The set $H_\kappa$ of sets hereditarily of cardinality less than $\kappa$ is defined as $H_\kappa=\{x||tc(x)|\lt\kappa\}$. What if we define the set $H=H_{Ord}$ of sets hereditarily of cardinality less than $Ord$; $H$ is the class of sets with some ordinal number as there cardinality. Equivalently, $H$ is the class of hereditarily well-ordered sets.

It is immediately obvious $V=H$ is equivalent to $AC$. My questions are as follows:

1. Is it true that $ZF\vdash H\vDash ZF$? Is it true that $ZF\vdash H\vDash ZFC$?

2. More generally, does $ZF\vdash H_\kappa\vDash AC$?

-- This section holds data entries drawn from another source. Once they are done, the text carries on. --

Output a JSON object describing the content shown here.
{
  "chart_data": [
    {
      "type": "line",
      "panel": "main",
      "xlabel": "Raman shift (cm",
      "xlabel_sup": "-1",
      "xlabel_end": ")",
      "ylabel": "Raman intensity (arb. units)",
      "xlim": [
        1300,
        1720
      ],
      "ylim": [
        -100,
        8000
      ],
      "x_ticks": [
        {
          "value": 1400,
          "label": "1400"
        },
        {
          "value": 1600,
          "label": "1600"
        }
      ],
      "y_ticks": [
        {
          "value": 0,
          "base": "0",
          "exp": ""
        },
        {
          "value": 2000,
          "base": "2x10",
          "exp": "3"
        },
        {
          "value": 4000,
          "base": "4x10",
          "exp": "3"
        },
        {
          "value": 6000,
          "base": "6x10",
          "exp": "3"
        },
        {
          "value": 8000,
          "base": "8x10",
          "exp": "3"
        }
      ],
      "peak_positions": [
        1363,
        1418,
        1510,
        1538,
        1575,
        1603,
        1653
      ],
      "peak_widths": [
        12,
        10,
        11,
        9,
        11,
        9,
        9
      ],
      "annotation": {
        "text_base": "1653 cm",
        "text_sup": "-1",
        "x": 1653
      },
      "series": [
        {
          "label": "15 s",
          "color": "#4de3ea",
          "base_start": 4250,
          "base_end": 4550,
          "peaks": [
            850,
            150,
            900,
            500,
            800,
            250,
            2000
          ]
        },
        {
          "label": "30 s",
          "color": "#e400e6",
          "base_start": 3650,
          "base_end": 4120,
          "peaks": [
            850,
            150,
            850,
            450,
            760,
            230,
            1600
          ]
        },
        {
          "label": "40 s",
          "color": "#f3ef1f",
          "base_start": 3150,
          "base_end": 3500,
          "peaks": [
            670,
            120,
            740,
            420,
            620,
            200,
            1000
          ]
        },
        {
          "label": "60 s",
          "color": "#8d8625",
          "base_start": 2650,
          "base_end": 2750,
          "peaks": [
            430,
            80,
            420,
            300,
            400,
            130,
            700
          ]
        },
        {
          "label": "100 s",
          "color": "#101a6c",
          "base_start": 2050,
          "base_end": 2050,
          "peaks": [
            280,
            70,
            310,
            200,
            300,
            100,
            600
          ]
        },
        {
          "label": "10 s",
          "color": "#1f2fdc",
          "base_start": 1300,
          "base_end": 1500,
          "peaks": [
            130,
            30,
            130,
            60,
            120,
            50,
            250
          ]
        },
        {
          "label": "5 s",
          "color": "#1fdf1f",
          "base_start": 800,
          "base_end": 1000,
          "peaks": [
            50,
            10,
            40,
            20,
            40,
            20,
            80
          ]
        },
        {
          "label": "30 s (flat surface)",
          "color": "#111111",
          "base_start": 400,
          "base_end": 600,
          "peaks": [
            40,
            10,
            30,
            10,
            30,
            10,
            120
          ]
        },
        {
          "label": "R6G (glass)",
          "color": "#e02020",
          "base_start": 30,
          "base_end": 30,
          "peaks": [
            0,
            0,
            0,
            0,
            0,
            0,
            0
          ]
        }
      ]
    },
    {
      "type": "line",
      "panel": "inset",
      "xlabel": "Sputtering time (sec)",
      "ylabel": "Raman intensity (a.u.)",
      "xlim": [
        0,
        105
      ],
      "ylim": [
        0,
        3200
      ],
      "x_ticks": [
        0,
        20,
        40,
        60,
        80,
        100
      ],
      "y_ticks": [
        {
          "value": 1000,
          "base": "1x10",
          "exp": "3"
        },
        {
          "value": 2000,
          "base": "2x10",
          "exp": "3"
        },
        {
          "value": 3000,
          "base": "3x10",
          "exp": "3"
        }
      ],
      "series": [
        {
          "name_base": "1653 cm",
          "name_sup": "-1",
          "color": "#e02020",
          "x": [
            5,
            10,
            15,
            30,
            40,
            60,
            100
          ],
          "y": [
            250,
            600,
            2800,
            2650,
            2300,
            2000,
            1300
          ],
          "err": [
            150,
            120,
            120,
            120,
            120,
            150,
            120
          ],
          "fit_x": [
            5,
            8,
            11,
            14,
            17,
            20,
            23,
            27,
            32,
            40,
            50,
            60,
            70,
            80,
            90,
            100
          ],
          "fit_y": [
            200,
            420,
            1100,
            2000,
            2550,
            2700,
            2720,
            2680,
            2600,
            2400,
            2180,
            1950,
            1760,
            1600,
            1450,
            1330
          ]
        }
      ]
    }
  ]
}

3. What is the consistency strength of the existence of some $j: H\prec H$? Is the existence of such an embedding first order expressible?

(I am obviously working in the context of $ZF$ without choice. I define $|tc(x)|\lt\kappa\leftrightarrow\exists\lambda\lt\kappa(|tc(x)|=\lambda)$)

Answer 1

No, yes, and not sure.

$H$ (and $H_\kappa$ in general) always satisfies choice, because any family of nonempty sets in $H$ has a well orderable transitive closure, from whence we can define a choice function, which is easily hereditarily well orderable as well.

However, $H\models\sf Power$ if and only if choice holds on $V$. Otherwise, let $\alpha$ be the least ordinal with a power set that cannot be well ordered, then $\mathcal P(\alpha)\subseteq H$ but it is not an element of $H$.